Past Ghosts by Kila Pope
Runner Up – Young Adult Category
The wind howled and the rain battered down as the hooded figure ducked and weaved through the abandoned street. Pressing themselves against the alcove of a door, the being froze as a searchlight from an overhead helicopter swept down the street. As the light passed they backtracked, heading in the opposite direction of the helicopter.
The slight being slipped towards a house and slowly opened the door before slipping inside.
The removal of their hood revealed a delicate but determined face with large brilliant, cold blue eyes. She climbed the stairs, not a sound emitting from under her feet. Entering a room upstairs, she stepped up to the desk, and addressed the deeply tanned man with dark whiskers sitting behind the table, ‘Brandon.’ Her voice was smooth, bringing a sense of hidden wisdom to any listener.
Brandon assessed the girl that stood before him with his dark eyes. Her shoulder length sandy hair framed her face as is hung loosely. At her throat a single deep blue elliptical pendant hung on a leather chain. Anyone who didn’t know her would believe her to be a regular innocent 16 year old, however, Brandon knew this was not the case.
She had trained under his hand since she was five, now she easily outstripped him in skills of deceit, subterfuge, assassination and theft. She watched him as she carefully placed her hand inside her black leather jacket, retrieving a USB from the inside pocket. Holding it up, she slid it smoothly across the table towards him. He caught it and slotted it into the mac that sat before him. He scanned the files on the USB quickly, determining whether the girl had done her task.
‘Well done, Zea,’ his voice rough from smoking. ‘You’ll be paid tomorrow.’ He then turned back to the computer and the girl took her leave, quietly closing the door behind her.
She started down the corridor, treading so smoothly and silently that she could have been an apparition. She stopped in front of one of the many closed doors and opened it quietly. Slipping inside quickly, she closed it, flicked on the light and looked around sullenly at the bare room. A single bed stood against the opposite wall, taking up its entire length. A small desk sat next to the door, taking up the remaining wall, allowing for a narrow walkway between the desk and bed. Under the bed were four storage containers on wheels.
These contained her few possessions, the black jeans and single coloured shirts that were her bleak uniform, and her few treasured possessions that she had managed to buy with her meagre salary. Brandon payed his employees with board and meals, money only being a factor when they completed a task before the deadline given. She knelt on the floor and pulled one of the containers out and opened it. Reaching in, she retrieved an elegantly carved but worn box make of deep rosewood. Her only possession apart from the pendant around her neck that she owned before she entered Brandon’s service.
Pressing her long nails into the unnoticeable crack in her pendant, she opened it and caught the small key. Slipping the key into the lock she twisted it and reverently opened the lid. Within the box held her most precious possessions and a pouch of money. Placing the pouch on the bed she placed her fingers into the box and pulled out a ring with a single stone. She had taken it to a jeweller once and found that the stone was apatite, a rare stone, worth enough to get her out of the deep hole she lived in, but she stayed, the ring being the only possession that she knew was her mothers. She slipped the ring on the middle finger of her right hand and stretch her mind back to the subtle, almost dying memories of her mother, the faint smell of roses and the warm hand that had once embraced hers, the time before Brandon dragged her from the ruined car.
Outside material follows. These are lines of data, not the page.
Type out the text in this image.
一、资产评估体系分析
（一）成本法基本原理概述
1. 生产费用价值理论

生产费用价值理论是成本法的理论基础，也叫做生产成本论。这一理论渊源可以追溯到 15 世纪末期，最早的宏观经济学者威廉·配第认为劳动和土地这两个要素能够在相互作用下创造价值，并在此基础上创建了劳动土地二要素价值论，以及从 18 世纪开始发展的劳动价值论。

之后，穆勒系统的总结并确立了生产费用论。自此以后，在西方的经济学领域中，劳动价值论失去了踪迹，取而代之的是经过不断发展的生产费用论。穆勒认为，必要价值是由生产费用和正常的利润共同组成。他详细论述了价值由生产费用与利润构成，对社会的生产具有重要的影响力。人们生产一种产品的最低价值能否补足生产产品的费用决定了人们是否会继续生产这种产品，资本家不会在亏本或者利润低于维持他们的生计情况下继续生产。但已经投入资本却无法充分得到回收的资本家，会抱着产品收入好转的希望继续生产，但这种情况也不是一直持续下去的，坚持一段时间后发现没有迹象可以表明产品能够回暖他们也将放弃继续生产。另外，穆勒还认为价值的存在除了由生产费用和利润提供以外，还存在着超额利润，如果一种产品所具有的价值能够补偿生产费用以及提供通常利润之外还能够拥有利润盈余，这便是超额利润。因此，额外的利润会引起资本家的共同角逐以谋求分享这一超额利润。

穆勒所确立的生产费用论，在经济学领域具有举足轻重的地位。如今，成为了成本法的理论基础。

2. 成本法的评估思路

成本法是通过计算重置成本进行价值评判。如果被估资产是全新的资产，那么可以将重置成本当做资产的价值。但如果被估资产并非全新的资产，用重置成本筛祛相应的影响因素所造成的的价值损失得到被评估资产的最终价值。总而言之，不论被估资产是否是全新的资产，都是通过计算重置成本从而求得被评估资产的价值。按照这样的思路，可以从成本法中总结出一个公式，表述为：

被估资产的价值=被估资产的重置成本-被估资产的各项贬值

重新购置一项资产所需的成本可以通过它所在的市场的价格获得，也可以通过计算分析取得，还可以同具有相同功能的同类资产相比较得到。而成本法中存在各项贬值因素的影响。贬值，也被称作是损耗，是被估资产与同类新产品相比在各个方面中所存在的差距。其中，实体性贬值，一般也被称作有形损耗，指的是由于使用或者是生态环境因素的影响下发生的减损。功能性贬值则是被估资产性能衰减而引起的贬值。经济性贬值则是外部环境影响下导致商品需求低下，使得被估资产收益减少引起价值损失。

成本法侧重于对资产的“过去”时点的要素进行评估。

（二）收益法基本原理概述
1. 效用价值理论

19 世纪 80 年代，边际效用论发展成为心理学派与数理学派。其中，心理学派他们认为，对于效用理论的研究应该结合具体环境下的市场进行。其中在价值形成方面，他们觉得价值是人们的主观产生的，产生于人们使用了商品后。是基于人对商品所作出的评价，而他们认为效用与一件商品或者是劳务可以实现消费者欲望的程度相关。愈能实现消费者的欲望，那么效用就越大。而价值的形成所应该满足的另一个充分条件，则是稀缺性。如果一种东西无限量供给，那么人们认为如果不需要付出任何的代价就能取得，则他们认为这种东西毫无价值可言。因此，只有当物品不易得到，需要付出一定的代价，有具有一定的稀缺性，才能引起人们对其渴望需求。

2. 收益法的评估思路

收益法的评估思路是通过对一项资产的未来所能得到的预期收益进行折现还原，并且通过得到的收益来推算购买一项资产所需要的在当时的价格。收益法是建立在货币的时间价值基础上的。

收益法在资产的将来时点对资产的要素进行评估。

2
Running her hand across her forehead to clear her hair from her eyes, Zea reached into the box again and pulled out the worn photos, each contained the picture of a young smiling woman in her mid-twenties. Her long hair reached halfway down her back and her eyes twinkled with a happiness that Zea had never known. She flicked through the photos until she came to one of a small boy and girl in the embrace of the woman, her mother.
She allowed herself to shed a tear as her mind flashed back to the night, the boy sat in the booster seat next to her in the back of the car, her mum in the front, they were singing happily and noisily, then there was screeching and a loud crash.
Silence.
She screamed, but neither her mother nor brother responded, she had screamed at her mother, trying to wake her until Brandon had arrived, he had taken her and had trained her, trapping her in the ways of criminals. The box was the only possession taken from the wreck.
Zea gripped the photos to her chest to protect them from the tears that were openly rolling down her cheeks.
They were her only link to a past life that would never be hers.
She would never leave, this was the only life she knew, and she was wanted for a large number of felonies. The sound of faint steps sounded down the corridor, prompting Zea to hide her stash. Sliding the photos back in and slipping the ring off her finger, she placed the pouch back over them. She locked the box and slipped the key back into the pendant, clicking it shut. She quickly placed the box back into the container under the shirts and pushed it under the bed.
Standing up and sitting at the desk, Zea opened a book and began to write. Brandon would expect a report by morning.